Un gioco cinematografico che sembra funzionare, stimolando sentimenti profondi, grotteschi, tra i più deplorevoli dell’essere umano. Un ricatto emotivo che afferra lo spettatore per il cuore, portandolo inevitabilmente ad annuire, mentre fa il tifo per l’eroe del male, che fa quello che deve fare. Dopo averci nutrito dell’idillio familiare, Roth ci porta per le strade della vendetta, dove la rabbia guida l’opera di pulizia. Il mondo applaude, tra qualche sorda polemica e voce discorde.
Bruce Willis non sembra poi tanto tormentato, come anni fa il suo rude e silenzioso predecessore Bronson. A suo agio nell’uso delle armi, in molti altri personaggi al cinema, cavalca con maestria e consuetudine, almeno per lo spettatore, la sua nobile “missione sociale” che lo porta in breve tempo, con stridente contraddizione, dal salvare vite al portare morte.
Cos’è cambiato dagli anni ’70? Se allora la fame di giustizia sembrò una folle provocazione, una storia estrema, tanto stimolante quanto spettacolare, oggi il Giustiziere sembra essersi trasformato in una legittima storia quotidiana. Nell’America trumpiana, la soluzione alla violenza è la violenza. Contro le stragi a scuola si armano i professori. Contro le testate protonucleari nordcoreane si affilano i pulsanti e le minacce celoduriste. Contro rapine e violenze, si spinge alla vendetta o alla castrazione.
Una visione del mondo muscolare, oppositiva, superficiale. Una ricetta sterile, preconcetta, favolistica. Un abominevole istinto ingiustificato e giustificabile di sopravvivenza e conservazione. Che la forca da social network applaude e imita, e che la polizia accetta e sopporta. È il ritorno santificato alla pena di morte, pubblica e privata, che dispone delle vite degli altri, tralasciando storie, debolezze e tragedie personali delle parti. Guarda gli effetti, e non le cause. Promette miracoli, sobilla istinti, semina odio. Occhio per occhio, dente per dente.

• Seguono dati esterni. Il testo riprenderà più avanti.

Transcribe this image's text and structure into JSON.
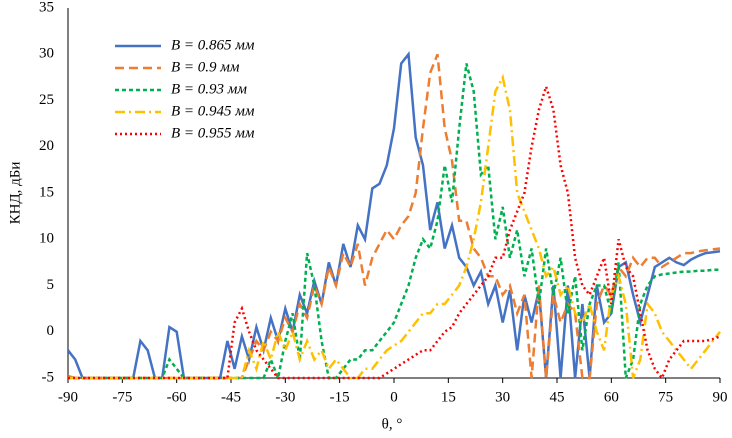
{
  "chart_data": {
    "type": "line",
    "xlabel": "θ, °",
    "ylabel": "КНД, дБи",
    "xlim": [
      -90,
      90
    ],
    "xticks": [
      -90,
      -75,
      -60,
      -45,
      -30,
      -15,
      0,
      15,
      30,
      45,
      60,
      75,
      90
    ],
    "ylim": [
      -5,
      35
    ],
    "yticks": [
      -5,
      0,
      5,
      10,
      15,
      20,
      25,
      30,
      35
    ],
    "grid": false,
    "legend": "upper left",
    "x": [
      -90,
      -88,
      -86,
      -84,
      -82,
      -80,
      -78,
      -76,
      -74,
      -72,
      -70,
      -68,
      -66,
      -64,
      -62,
      -60,
      -58,
      -56,
      -54,
      -52,
      -50,
      -48,
      -46,
      -44,
      -42,
      -40,
      -38,
      -36,
      -34,
      -32,
      -30,
      -28,
      -26,
      -24,
      -22,
      -20,
      -18,
      -16,
      -14,
      -12,
      -10,
      -8,
      -6,
      -4,
      -2,
      0,
      2,
      4,
      6,
      8,
      10,
      12,
      14,
      16,
      18,
      20,
      22,
      24,
      26,
      28,
      30,
      32,
      34,
      36,
      38,
      40,
      42,
      44,
      46,
      48,
      50,
      52,
      54,
      56,
      58,
      60,
      62,
      64,
      66,
      68,
      70,
      72,
      74,
      76,
      78,
      80,
      82,
      84,
      86,
      88,
      90
    ],
    "series": [
      {
        "name": "B = 0.865 мм",
        "color": "#4472c4",
        "dash": "solid",
        "values": [
          -2,
          -3,
          -5,
          -5,
          -5,
          -5,
          -5,
          -5,
          -5,
          -5,
          -1,
          -2,
          -5,
          -5,
          0.5,
          0,
          -5,
          -5,
          -5,
          -5,
          -5,
          -5,
          -1,
          -4,
          -0.5,
          -3,
          0.5,
          -2,
          1.5,
          -1,
          2.5,
          0,
          4,
          2,
          5.5,
          3,
          7.5,
          5,
          9.5,
          7,
          11.5,
          10,
          15.5,
          16,
          18,
          22,
          29,
          30,
          21,
          18,
          11,
          14,
          9,
          11.5,
          8,
          7,
          5,
          6.5,
          3,
          5,
          1,
          4.5,
          -2,
          4,
          1,
          4.5,
          -5,
          5,
          -5,
          5,
          -5,
          3,
          -5,
          5,
          1,
          2,
          7,
          7.5,
          4,
          1,
          4,
          7,
          7.5,
          8,
          7.5,
          7.2,
          7.8,
          8.2,
          8.5,
          8.6,
          8.7
        ]
      },
      {
        "name": "B = 0.9 мм",
        "color": "#ed7d31",
        "dash": "dashed",
        "values": [
          -4.8,
          -5,
          -5,
          -5,
          -5,
          -5,
          -5,
          -5,
          -5,
          -5,
          -5,
          -5,
          -5,
          -5,
          -5,
          -5,
          -5,
          -5,
          -5,
          -5,
          -5,
          -5,
          -5,
          -5,
          -5,
          -3,
          -1,
          -2,
          0,
          -1,
          1.5,
          0,
          3,
          1.5,
          5,
          3,
          7,
          5,
          8.5,
          7,
          9.5,
          5,
          8,
          9.5,
          11,
          10,
          11.5,
          12.5,
          15,
          22,
          28,
          30,
          22,
          18.5,
          12,
          12,
          9,
          8,
          6,
          6,
          4,
          5,
          2,
          4,
          -5,
          5,
          -5,
          4,
          1,
          3,
          2,
          -5,
          -5,
          3,
          5,
          4,
          7,
          6,
          8,
          7,
          8,
          8,
          7,
          7.5,
          8,
          8.5,
          8.5,
          8.7,
          8.8,
          8.9,
          9
        ]
      },
      {
        "name": "B = 0.93 мм",
        "color": "#00b050",
        "dash": "short-dashed",
        "values": [
          -5,
          -5,
          -5,
          -5,
          -5,
          -5,
          -5,
          -5,
          -5,
          -5,
          -5,
          -5,
          -5,
          -5,
          -3,
          -4,
          -5,
          -5,
          -5,
          -5,
          -5,
          -5,
          -5,
          -5,
          -5,
          -5,
          -5,
          -5,
          -3,
          -5,
          -1,
          2,
          -3,
          8.5,
          5,
          -1,
          -5,
          -5,
          -4,
          -3,
          -3,
          -2,
          -2,
          -1,
          0,
          1,
          3,
          5,
          8,
          10,
          9,
          12,
          18,
          14,
          22,
          29,
          26,
          17,
          18,
          10,
          13.5,
          8,
          11,
          6,
          9,
          3,
          9,
          4,
          8,
          2,
          6,
          -2,
          3,
          5,
          5,
          2,
          7.5,
          -5,
          -3,
          3,
          5,
          6,
          6.2,
          6.3,
          6.4,
          6.5,
          6.5,
          6.6,
          6.6,
          6.7,
          6.7
        ]
      },
      {
        "name": "B = 0.945 мм",
        "color": "#ffc000",
        "dash": "dash-dot",
        "values": [
          -5,
          -5,
          -5,
          -5,
          -5,
          -5,
          -5,
          -5,
          -5,
          -5,
          -5,
          -5,
          -5,
          -5,
          -5,
          -5,
          -5,
          -5,
          -5,
          -5,
          -5,
          -5,
          -5,
          -5,
          -5,
          -2,
          -4,
          -1,
          -3,
          0,
          -2,
          0,
          -3,
          -1,
          -3,
          -2,
          -4,
          -3,
          -4,
          -5,
          -5,
          -4,
          -4,
          -3,
          -2,
          -1.5,
          -1,
          0,
          1,
          2,
          2,
          3,
          3,
          4,
          5,
          7,
          10,
          14,
          20,
          26,
          27.5,
          24,
          15,
          13,
          11,
          9,
          6,
          7,
          4,
          5,
          2,
          1,
          3,
          0,
          -2,
          4,
          6,
          3,
          -5,
          -3,
          3,
          2,
          0,
          -1,
          -2,
          -3,
          -4,
          -3,
          -2,
          -1,
          0
        ]
      },
      {
        "name": "B = 0.955 мм",
        "color": "#ff0000",
        "dash": "dotted",
        "values": [
          -5,
          -5,
          -5,
          -5,
          -5,
          -5,
          -5,
          -5,
          -5,
          -5,
          -5,
          -5,
          -5,
          -5,
          -5,
          -5,
          -5,
          -5,
          -5,
          -5,
          -5,
          -5,
          -5,
          1,
          2.5,
          0,
          -2,
          -3,
          -4,
          -5,
          -5,
          -5,
          -5,
          -5,
          -5,
          -5,
          -5,
          -5,
          -5,
          -5,
          -5,
          -5,
          -5,
          -5,
          -4.5,
          -4,
          -3.5,
          -3,
          -2.5,
          -2,
          -2,
          -1,
          0,
          0.5,
          2,
          3,
          4,
          5,
          6,
          8,
          8,
          11,
          13,
          15,
          20,
          24,
          26.5,
          24,
          18,
          15,
          8,
          5,
          4,
          6,
          8,
          3,
          10,
          7,
          6,
          2,
          -2,
          -4,
          -5,
          -3,
          -2,
          -1,
          -1,
          -1,
          -1,
          -0.8,
          -0.5
        ]
      }
    ]
  }
}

In fondo, nulla di così inconsueto né di così profano, vista la sua derivazione biblica.
Se il Giustiziere è un accattivante film d’azione, uno stupido e maledetto “videogioco” per passare il tempo, se è l’ultimo catartico GTA cinematografico, un pratico oggetto di sfogo virtuale per scaricare l’ansia da declino, è un ottimo film. Coca, pop corn, una pacca sulla spalla. Un sabato sera in amicizia, tra nostalgia e spensieratezza. Se invece c’è dell’altro, c’è da avere paura. Anche perché Trump sembra lontano lontano, ma il suo modello è pur sempre dietro l’angolo, semplice semplice, violentemente suggestivo e a portata di mano. E il tempismo con il quale il film esce, nel nostro Paese, pare inquietante.